7. Limitations and future directions – The simulations are limited to 30 ns and employ elevated temperatures that exceed physiological conditions, which may exaggerate unfolding events. Longer microsecond‑scale simulations, enhanced sampling techniques (e.g., metadynamics), and free‑energy calculations are needed to map the full conversion pathway. Experimental validation of key salt‑bridge mutants (e.g., D177N, R163A) would further substantiate the computational predictions.

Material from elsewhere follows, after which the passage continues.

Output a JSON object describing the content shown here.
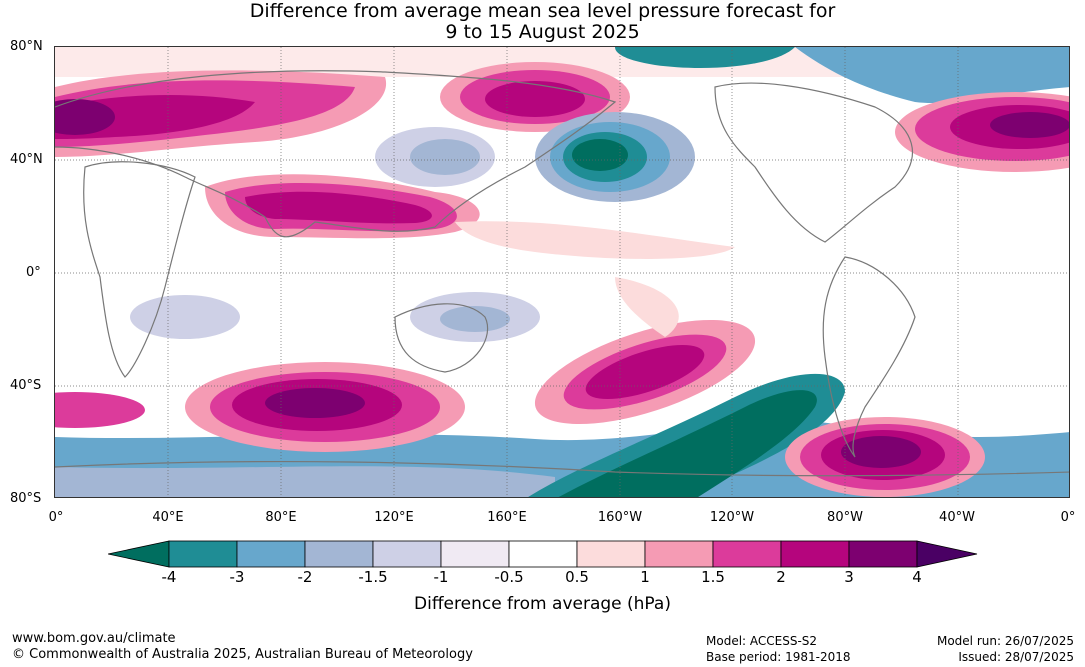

In conclusion, the paper provides a detailed comparative MD analysis that links specific electrostatic interactions to the differential pH‑dependent stability of rabbit versus human and mouse prion proteins. The findings reinforce the concept that species‑specific sequence variations modulate the salt‑bridge network, thereby influencing the susceptibility or resistance to prion disease. This work lays a foundation for rational design of therapeutic strategies that could stabilize PrP^C by targeting critical salt bridges, and it highlights the value of high‑resolution structural data combined with advanced computational modeling in elucidating protein misfolding diseases.